Artist

Northern State

Genre: Rap ,Left-Field Rap ,Alternative Rap
Origin: U.S.A
Listen on Coda
New York serves as home base for the rap trio Northern State, whose members make no claim to funky-diva status. Julie “Hesta Prynn” Potash, Correne “Guinea Love” Spero, and Robyn “DJ Sprout” Goodmark assembled the hip-hop-focused group in 2000. All three women hold college degrees and display a polished command of rhyme schemes, positioning themselves to reshape rap’s image for the twenty-first century.

Potash, who completed a theater degree and worked on Hillary Clinton’s 2000 Senate campaign, first encountered Spero and Goodmark during their shared time at Half Hollow Hills High School in Dix Hills, Long Island, in the early 1990s. Spero, trained in audio engineering, earned a women’s-studies diploma from Oberlin College. Goodmark, originally drawn to environmental causes as a self-described hippie, obtained a degree in environmental education and later taught kindergarten. The three shared admiration for Liz Phair, Queen Latifah, De La Soul, and Grand Puba. At a party in mid-2000, Spero and Goodmark floated the playful notion of becoming rappers; the idea led them to spend the following six months inside Potash’s East Village apartment, composing material and refining a distinctive, New York-bred white-girl rap aesthetic.

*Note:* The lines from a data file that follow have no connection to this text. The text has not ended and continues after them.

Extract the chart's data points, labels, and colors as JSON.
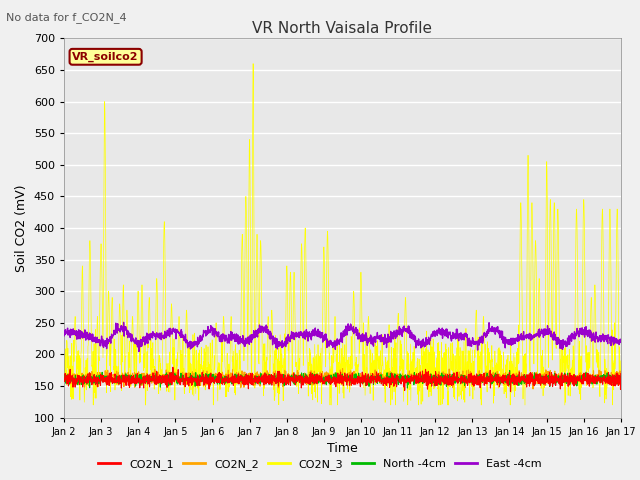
{
  "title": "VR North Vaisala Profile",
  "subtitle": "No data for f_CO2N_4",
  "xlabel": "Time",
  "ylabel": "Soil CO2 (mV)",
  "ylim": [
    100,
    700
  ],
  "yticks": [
    100,
    150,
    200,
    250,
    300,
    350,
    400,
    450,
    500,
    550,
    600,
    650,
    700
  ],
  "xtick_labels": [
    "Jan 2",
    "Jan 3",
    "Jan 4",
    "Jan 5",
    "Jan 6",
    "Jan 7",
    "Jan 8",
    "Jan 9",
    "Jan 10",
    "Jan 11",
    "Jan 12",
    "Jan 13",
    "Jan 14",
    "Jan 15",
    "Jan 16",
    "Jan 17"
  ],
  "legend_label": "VR_soilco2",
  "legend_box_color": "#FFFF99",
  "legend_box_edge": "#8B0000",
  "legend_text_color": "#8B0000",
  "bg_color": "#E8E8E8",
  "grid_color": "#FFFFFF",
  "series_colors": {
    "CO2N_1": "#FF0000",
    "CO2N_2": "#FFA500",
    "CO2N_3": "#FFFF00",
    "North_4cm": "#00BB00",
    "East_4cm": "#9900CC"
  },
  "n_points": 2000,
  "seed": 12345
}
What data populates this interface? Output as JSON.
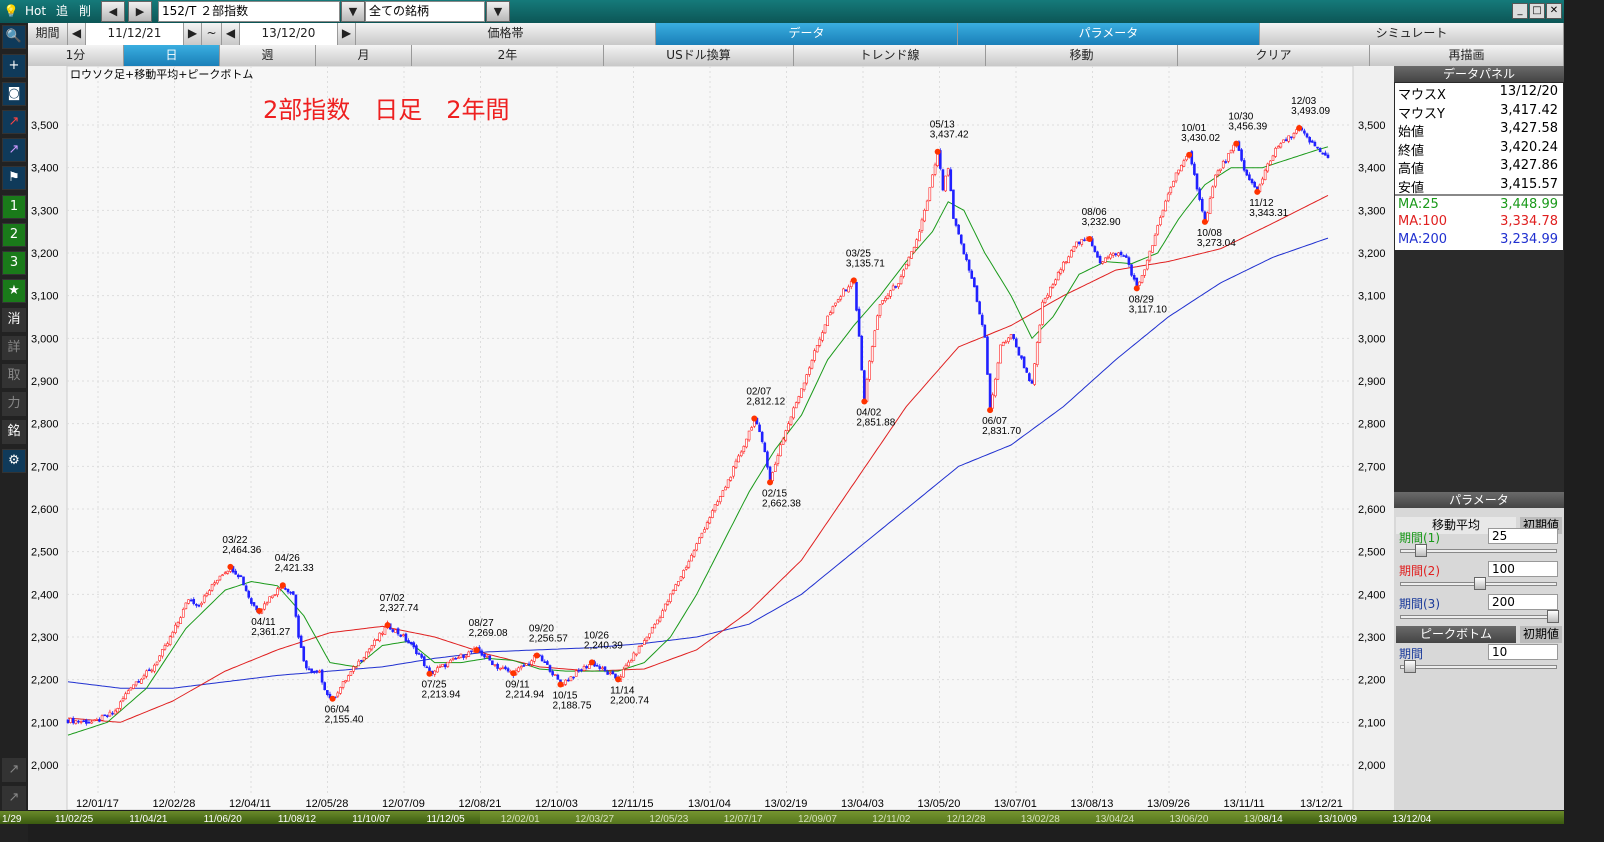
{
  "toolbar": {
    "hot": "Hot",
    "tsui": "追",
    "saku": "削",
    "symbol": "152/T ２部指数",
    "market": "全ての銘柄",
    "period_label": "期間",
    "date_from": "11/12/21",
    "tilde": "~",
    "date_to": "13/12/20"
  },
  "tabs": [
    "価格帯",
    "データ",
    "パラメータ",
    "シミュレート"
  ],
  "subtabs": [
    "1分",
    "日",
    "週",
    "月",
    "2年",
    "USドル換算",
    "トレンド線",
    "移動",
    "クリア",
    "再描画"
  ],
  "left_icons": [
    "search-icon",
    "plus-icon",
    "camera-icon",
    "chart-red-icon",
    "chart-purple-icon",
    "flag-icon",
    "1",
    "2",
    "3",
    "star-icon",
    "消",
    "詳",
    "取",
    "力",
    "銘",
    "gear-icon"
  ],
  "chart_data": {
    "type": "candlestick",
    "title": "ロウソク足+移動平均+ピークボトム",
    "annotation": "2部指数　日足　2年間",
    "ylim": [
      2000,
      3500
    ],
    "y_ticks": [
      "3,500",
      "3,400",
      "3,300",
      "3,200",
      "3,100",
      "3,000",
      "2,900",
      "2,800",
      "2,700",
      "2,600",
      "2,500",
      "2,400",
      "2,300",
      "2,200",
      "2,100",
      "2,000"
    ],
    "x_ticks": [
      "12/01/17",
      "12/02/28",
      "12/04/11",
      "12/05/28",
      "12/07/09",
      "12/08/21",
      "12/10/03",
      "12/11/15",
      "13/01/04",
      "13/02/19",
      "13/04/03",
      "13/05/20",
      "13/07/01",
      "13/08/13",
      "13/09/26",
      "13/11/11",
      "13/12/21"
    ],
    "bottom_dates": [
      "11/02/25",
      "11/04/21",
      "11/06/20",
      "11/08/12",
      "11/10/07",
      "11/12/05",
      "12/02/01",
      "12/03/27",
      "12/05/23",
      "12/07/17",
      "12/09/07",
      "12/11/02",
      "12/12/28",
      "13/02/28",
      "13/04/24",
      "13/06/20",
      "13/08/14",
      "13/10/09",
      "13/12/04"
    ],
    "bottom_prefix": "1/29",
    "price_path": [
      [
        0,
        2105
      ],
      [
        10,
        2100
      ],
      [
        18,
        2125
      ],
      [
        24,
        2185
      ],
      [
        32,
        2225
      ],
      [
        38,
        2285
      ],
      [
        42,
        2335
      ],
      [
        46,
        2390
      ],
      [
        50,
        2375
      ],
      [
        54,
        2410
      ],
      [
        58,
        2445
      ],
      [
        62,
        2464
      ],
      [
        66,
        2440
      ],
      [
        70,
        2380
      ],
      [
        73,
        2361
      ],
      [
        78,
        2400
      ],
      [
        82,
        2421
      ],
      [
        86,
        2400
      ],
      [
        88,
        2300
      ],
      [
        90,
        2240
      ],
      [
        93,
        2215
      ],
      [
        96,
        2215
      ],
      [
        99,
        2165
      ],
      [
        101,
        2155
      ],
      [
        106,
        2200
      ],
      [
        112,
        2250
      ],
      [
        118,
        2295
      ],
      [
        122,
        2328
      ],
      [
        128,
        2300
      ],
      [
        134,
        2260
      ],
      [
        138,
        2214
      ],
      [
        144,
        2235
      ],
      [
        150,
        2255
      ],
      [
        156,
        2270
      ],
      [
        160,
        2250
      ],
      [
        164,
        2230
      ],
      [
        170,
        2215
      ],
      [
        176,
        2240
      ],
      [
        179,
        2257
      ],
      [
        184,
        2225
      ],
      [
        188,
        2189
      ],
      [
        194,
        2215
      ],
      [
        200,
        2240
      ],
      [
        206,
        2215
      ],
      [
        210,
        2201
      ],
      [
        214,
        2240
      ],
      [
        220,
        2290
      ],
      [
        226,
        2350
      ],
      [
        232,
        2420
      ],
      [
        238,
        2490
      ],
      [
        244,
        2570
      ],
      [
        250,
        2640
      ],
      [
        256,
        2720
      ],
      [
        262,
        2812
      ],
      [
        266,
        2740
      ],
      [
        268,
        2662
      ],
      [
        272,
        2750
      ],
      [
        278,
        2850
      ],
      [
        284,
        2950
      ],
      [
        290,
        3050
      ],
      [
        296,
        3110
      ],
      [
        300,
        3136
      ],
      [
        302,
        3000
      ],
      [
        304,
        2852
      ],
      [
        306,
        2950
      ],
      [
        310,
        3080
      ],
      [
        314,
        3110
      ],
      [
        318,
        3140
      ],
      [
        324,
        3230
      ],
      [
        328,
        3320
      ],
      [
        332,
        3437
      ],
      [
        334,
        3350
      ],
      [
        336,
        3400
      ],
      [
        338,
        3280
      ],
      [
        342,
        3200
      ],
      [
        346,
        3120
      ],
      [
        350,
        3000
      ],
      [
        352,
        2832
      ],
      [
        356,
        2980
      ],
      [
        360,
        3010
      ],
      [
        364,
        2950
      ],
      [
        368,
        2890
      ],
      [
        372,
        3080
      ],
      [
        378,
        3150
      ],
      [
        384,
        3220
      ],
      [
        390,
        3233
      ],
      [
        394,
        3180
      ],
      [
        400,
        3200
      ],
      [
        404,
        3190
      ],
      [
        408,
        3117
      ],
      [
        412,
        3180
      ],
      [
        416,
        3260
      ],
      [
        420,
        3340
      ],
      [
        424,
        3400
      ],
      [
        428,
        3430
      ],
      [
        432,
        3330
      ],
      [
        434,
        3273
      ],
      [
        438,
        3380
      ],
      [
        442,
        3420
      ],
      [
        446,
        3456
      ],
      [
        450,
        3380
      ],
      [
        454,
        3343
      ],
      [
        458,
        3410
      ],
      [
        462,
        3450
      ],
      [
        466,
        3470
      ],
      [
        470,
        3493
      ],
      [
        474,
        3460
      ],
      [
        478,
        3440
      ],
      [
        481,
        3420
      ]
    ],
    "ma25": [
      [
        0,
        2070
      ],
      [
        15,
        2100
      ],
      [
        30,
        2180
      ],
      [
        45,
        2320
      ],
      [
        60,
        2410
      ],
      [
        70,
        2430
      ],
      [
        80,
        2420
      ],
      [
        90,
        2350
      ],
      [
        100,
        2240
      ],
      [
        110,
        2230
      ],
      [
        120,
        2280
      ],
      [
        130,
        2290
      ],
      [
        140,
        2240
      ],
      [
        150,
        2240
      ],
      [
        160,
        2250
      ],
      [
        170,
        2245
      ],
      [
        180,
        2225
      ],
      [
        190,
        2220
      ],
      [
        200,
        2220
      ],
      [
        210,
        2220
      ],
      [
        220,
        2240
      ],
      [
        230,
        2300
      ],
      [
        240,
        2400
      ],
      [
        250,
        2520
      ],
      [
        260,
        2640
      ],
      [
        270,
        2740
      ],
      [
        280,
        2820
      ],
      [
        290,
        2950
      ],
      [
        300,
        3030
      ],
      [
        310,
        3100
      ],
      [
        320,
        3180
      ],
      [
        330,
        3250
      ],
      [
        336,
        3320
      ],
      [
        342,
        3300
      ],
      [
        350,
        3200
      ],
      [
        360,
        3100
      ],
      [
        368,
        3000
      ],
      [
        376,
        3050
      ],
      [
        386,
        3150
      ],
      [
        396,
        3180
      ],
      [
        406,
        3175
      ],
      [
        416,
        3200
      ],
      [
        424,
        3280
      ],
      [
        434,
        3360
      ],
      [
        444,
        3400
      ],
      [
        456,
        3400
      ],
      [
        466,
        3420
      ],
      [
        476,
        3440
      ],
      [
        481,
        3449
      ]
    ],
    "ma100": [
      [
        0,
        2110
      ],
      [
        20,
        2100
      ],
      [
        40,
        2150
      ],
      [
        60,
        2220
      ],
      [
        80,
        2270
      ],
      [
        100,
        2310
      ],
      [
        120,
        2325
      ],
      [
        140,
        2300
      ],
      [
        160,
        2260
      ],
      [
        180,
        2230
      ],
      [
        200,
        2220
      ],
      [
        220,
        2225
      ],
      [
        240,
        2270
      ],
      [
        260,
        2360
      ],
      [
        280,
        2480
      ],
      [
        300,
        2660
      ],
      [
        320,
        2840
      ],
      [
        340,
        2980
      ],
      [
        360,
        3030
      ],
      [
        380,
        3100
      ],
      [
        400,
        3160
      ],
      [
        420,
        3180
      ],
      [
        440,
        3210
      ],
      [
        460,
        3270
      ],
      [
        481,
        3335
      ]
    ],
    "ma200": [
      [
        0,
        2195
      ],
      [
        20,
        2180
      ],
      [
        40,
        2180
      ],
      [
        60,
        2195
      ],
      [
        80,
        2210
      ],
      [
        100,
        2220
      ],
      [
        120,
        2230
      ],
      [
        140,
        2250
      ],
      [
        160,
        2265
      ],
      [
        180,
        2270
      ],
      [
        200,
        2275
      ],
      [
        220,
        2285
      ],
      [
        240,
        2300
      ],
      [
        260,
        2330
      ],
      [
        280,
        2400
      ],
      [
        300,
        2500
      ],
      [
        320,
        2600
      ],
      [
        340,
        2700
      ],
      [
        360,
        2750
      ],
      [
        380,
        2840
      ],
      [
        400,
        2950
      ],
      [
        420,
        3050
      ],
      [
        440,
        3130
      ],
      [
        460,
        3190
      ],
      [
        481,
        3235
      ]
    ],
    "peaks": [
      {
        "i": 62,
        "d": "03/22",
        "v": "2,464.36",
        "up": true
      },
      {
        "i": 73,
        "d": "04/11",
        "v": "2,361.27",
        "up": false
      },
      {
        "i": 82,
        "d": "04/26",
        "v": "2,421.33",
        "up": true
      },
      {
        "i": 101,
        "d": "06/04",
        "v": "2,155.40",
        "up": false
      },
      {
        "i": 122,
        "d": "07/02",
        "v": "2,327.74",
        "up": true
      },
      {
        "i": 138,
        "d": "07/25",
        "v": "2,213.94",
        "up": false
      },
      {
        "i": 156,
        "d": "08/27",
        "v": "2,269.08",
        "up": true
      },
      {
        "i": 170,
        "d": "09/11",
        "v": "2,214.94",
        "up": false
      },
      {
        "i": 179,
        "d": "09/20",
        "v": "2,256.57",
        "up": true
      },
      {
        "i": 188,
        "d": "10/15",
        "v": "2,188.75",
        "up": false
      },
      {
        "i": 200,
        "d": "10/26",
        "v": "2,240.39",
        "up": true
      },
      {
        "i": 210,
        "d": "11/14",
        "v": "2,200.74",
        "up": false
      },
      {
        "i": 262,
        "d": "02/07",
        "v": "2,812.12",
        "up": true
      },
      {
        "i": 268,
        "d": "02/15",
        "v": "2,662.38",
        "up": false
      },
      {
        "i": 300,
        "d": "03/25",
        "v": "3,135.71",
        "up": true
      },
      {
        "i": 304,
        "d": "04/02",
        "v": "2,851.88",
        "up": false
      },
      {
        "i": 332,
        "d": "05/13",
        "v": "3,437.42",
        "up": true
      },
      {
        "i": 352,
        "d": "06/07",
        "v": "2,831.70",
        "up": false
      },
      {
        "i": 390,
        "d": "08/06",
        "v": "3,232.90",
        "up": true
      },
      {
        "i": 408,
        "d": "08/29",
        "v": "3,117.10",
        "up": false
      },
      {
        "i": 428,
        "d": "10/01",
        "v": "3,430.02",
        "up": true
      },
      {
        "i": 434,
        "d": "10/08",
        "v": "3,273.04",
        "up": false
      },
      {
        "i": 446,
        "d": "10/30",
        "v": "3,456.39",
        "up": true
      },
      {
        "i": 454,
        "d": "11/12",
        "v": "3,343.31",
        "up": false
      },
      {
        "i": 470,
        "d": "12/03",
        "v": "3,493.09",
        "up": true
      }
    ],
    "colors": {
      "up": "#ff2020",
      "down": "#2020ff",
      "ma25": "#1a9a1a",
      "ma100": "#e02020",
      "ma200": "#2030d0",
      "marker": "#ff3300"
    }
  },
  "data_panel": {
    "title": "データパネル",
    "rows": [
      {
        "k": "マウスX",
        "v": "13/12/20"
      },
      {
        "k": "マウスY",
        "v": "3,417.42"
      },
      {
        "k": "始値",
        "v": "3,427.58"
      },
      {
        "k": "終値",
        "v": "3,420.24"
      },
      {
        "k": "高値",
        "v": "3,427.86"
      },
      {
        "k": "安値",
        "v": "3,415.57"
      }
    ],
    "ma_rows": [
      {
        "k": "MA:25",
        "v": "3,448.99",
        "c": "#1a9a1a"
      },
      {
        "k": "MA:100",
        "v": "3,334.78",
        "c": "#e02020"
      },
      {
        "k": "MA:200",
        "v": "3,234.99",
        "c": "#2030d0"
      }
    ]
  },
  "param_panel": {
    "title": "パラメータ",
    "tab1": "移動平均",
    "tab2": "初期値",
    "p1": "期間(1)",
    "p1v": "25",
    "p2": "期間(2)",
    "p2v": "100",
    "p3": "期間(3)",
    "p3v": "200",
    "pb_title": "ピークボトム",
    "pb_reset": "初期値",
    "pb_label": "期間",
    "pb_val": "10"
  }
}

Northern State first performed live at Luna’s Lounge in April 2001. By year’s end the group had completed more than twenty shows throughout the New York area, attracting early critical notice. Both The Village Voice and Rolling Stone highlighted the trio by the autumn of 2002. Around the same period the members searched for a record deal while circulating a four-song demo, Hip Hop You Haven’t Heard, that had been recorded the preceding January. Their debut album, Dying in Stereo, surfaced on Star Time in June 2003 and drew enthusiastic notices. Columbia soon signed the act and issued the follow-up, All City, in 2004. Dissatisfied with the creative constraints imposed by the major label, the trio extricated itself from the agreement and enlisted Ad-Rock of the Beastie Boys along with producer Chuck Brody of Shitake Monkey to craft the third album, Can I Keep This Pen? After reviewing the finished tracks, Mike Patton placed the group on Ipecac’s roster, which released the record in August 2007.